The issue becomes how to upgrade and modernise the institutionalisation of these entities without seeming to prescribe for them or interfere in their functioning. In the recent past, the EAC attempted to define 'a political party' as part of the qualification for state funding of party electoral personnel, etc. This initiative needs to be revisited and made more robust and relevant.

A second area of reform must be in terms of the selection of candidates. While not interfering in the internal processes of the parties, there must be some code that defines eligibility. There is an existing National Code of Conduct but this needs to go beyond behaviour during an election campaign and embody principles and procedures to guide who are considered appropriate as electoral candidates and further as parliamentary representatives. This code should also provide a framework for the behaviour of elected representatives.

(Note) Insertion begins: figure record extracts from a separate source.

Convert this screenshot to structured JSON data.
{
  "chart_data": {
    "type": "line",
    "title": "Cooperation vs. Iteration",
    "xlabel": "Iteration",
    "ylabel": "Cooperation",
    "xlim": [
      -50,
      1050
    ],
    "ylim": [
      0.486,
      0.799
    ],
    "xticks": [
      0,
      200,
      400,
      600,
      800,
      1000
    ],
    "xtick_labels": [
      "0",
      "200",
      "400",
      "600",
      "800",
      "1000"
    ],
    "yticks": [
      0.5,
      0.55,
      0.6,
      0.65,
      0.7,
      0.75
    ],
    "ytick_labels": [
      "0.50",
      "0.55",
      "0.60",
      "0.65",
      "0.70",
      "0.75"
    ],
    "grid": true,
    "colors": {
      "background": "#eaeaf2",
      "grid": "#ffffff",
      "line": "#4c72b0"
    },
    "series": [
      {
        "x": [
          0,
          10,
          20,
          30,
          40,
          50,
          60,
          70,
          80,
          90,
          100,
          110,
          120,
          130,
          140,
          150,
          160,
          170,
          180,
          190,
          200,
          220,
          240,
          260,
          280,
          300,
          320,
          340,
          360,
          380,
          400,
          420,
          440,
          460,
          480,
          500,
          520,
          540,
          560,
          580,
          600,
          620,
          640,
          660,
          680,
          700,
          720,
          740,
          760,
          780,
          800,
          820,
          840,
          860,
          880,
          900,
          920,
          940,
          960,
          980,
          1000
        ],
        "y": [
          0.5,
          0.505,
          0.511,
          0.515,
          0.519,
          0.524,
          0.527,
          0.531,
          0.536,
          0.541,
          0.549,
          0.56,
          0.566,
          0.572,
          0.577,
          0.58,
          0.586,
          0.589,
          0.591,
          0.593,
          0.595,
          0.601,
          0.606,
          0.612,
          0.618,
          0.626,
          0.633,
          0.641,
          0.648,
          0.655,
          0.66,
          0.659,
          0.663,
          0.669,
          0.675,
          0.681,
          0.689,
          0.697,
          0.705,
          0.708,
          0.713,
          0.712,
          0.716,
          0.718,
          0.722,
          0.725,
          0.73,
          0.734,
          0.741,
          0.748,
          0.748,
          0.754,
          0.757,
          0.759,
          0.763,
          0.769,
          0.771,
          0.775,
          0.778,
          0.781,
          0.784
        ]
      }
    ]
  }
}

For example, the model used in the British system to control conflicts of interest by parliamentarians presents a starting point for our consideration. There must be sanctions for breaches and debate and discussion of impeachment with the objective of enacting such processes into law. All this must be invigilated by a credible institution. There is the legitimate hesitation to add another entity to an already bloated bureaucracy but is there scope for institutional innovation? For example, a tribunal consisting of the political ombudsman, the chairman of the Electoral Commission and the Integrity Commission who receive statutory reports from the parties and who have powers of investigation?

other essential issues

There are other issues essential to rebuilding trust in the system. One of these is the process of transition from one administration to another - the need to provide audited performance and programme reports within ministries that should be presented to the new ministers on their assumption of office and which should be made public. This would remove some of the speculation and blame game and allow for informed debate about the way forward by a new administration.

Additionally, there must be an accepted approach to the treatment of boards and top civil servants. This is a matter that has engendered much heat but provided little light. The core consideration is the extent to which a new government has the right and the scope to enact new policies and the commitment of inherited civil servants to carry forward this mandate. It is a discussion that takes place in other jurisdictions and a recognition that there is a legitimate discourse around this matter.

This process of reform is urgent and indispensable to the survival of our democracy. To delay is to endanger our nation.